At first, Benjamin gave her the impression of being a biblical fundamentalist.

She asked, ‘Then how do you imagine Hell-fire?’

‘Something like London, I expect.’ He screwed up his nose and sniggered. Only when she probed a little further did she discover that his concept of the life-to-come – whether in Heaven or in Hell – was a blank and hopeless void. How could you believe in an immortal soul, when your own soul, if you had one, was the image of your brother across the breakfast table?

‘Then why do you go to Chapel?’

‘Because of Mother!’

Both twins said they hated being mistaken for one another. Both recalled mistaking their own reflection for their other half: ‘And once,’ Lewis added, ‘I mistook my own echo.’ But when she steered her enquiry in the direction of the bedroom, she drew an identical, innocent blank.

She noticed it was Benjamin who poured the tea, while Lewis cut the loaf; Lewis who fed the dogs, and Benjamin the fowls. She asked how they divided their labour, and each replied, ‘I reckon we done it atween we.’

Lewis remembered how, at school, he had given all his money to Benjamin and ever since, the idea of owning
sixpence
– let alone a chequebook – was unthinkable.

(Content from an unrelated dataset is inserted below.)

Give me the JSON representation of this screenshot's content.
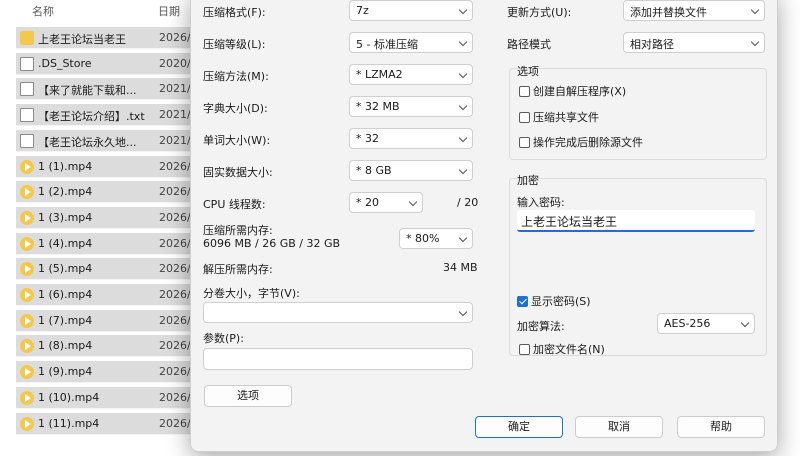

One afternoon, Lotte found him in the cowshed, in a long brown work-coat, pitching the straw on to a cart. He was red in the face, and bothered. Skilfully timing her question, she asked if he was angry with Benjamin.

‘Bloomin’ mad!’ he said: Benjamin had gone into Rhulen and was buying another field.

There wasn’t any sense in it, he said. Not without a man to work it! And Benjamin was far too tight to pay a man a wage! They should buy a tractor! That’s what they should do!

‘Catch him buying a tractor!’ he muttered angrily. ‘Sometimes I think I’d be better off on my own.’

Her melancholic gaze met his. He rested his pitchfork, and the anger died in him:

How he’d loved Benjamin! Loved him more than anything in the world. No one could deny that! But he’d always felt left out … ‘Pushed out, you might say …’

He paused: ‘I was the strong one and him was a poor mimmockin’ thing. But him was always the smarter. Had more grounding, see? And Mother loved him for it!’

‘Go on!’ she said. He was close to tears.

‘Aye, and that’s the worry! Sometimes, I lie awake and wonder what’d happen if him weren’t there. If him’d gone off … was dead even. Then I’d have had my own life, like? Had kids?’

‘I know, I know,’ she said, quietly. ‘But our lives are not so simple.’

On her last Sunday Lotte drove the twins to Bacton to see the memorial to Dame Blanche Parry, a maid of Queen Elizabeth’s bed-chamber.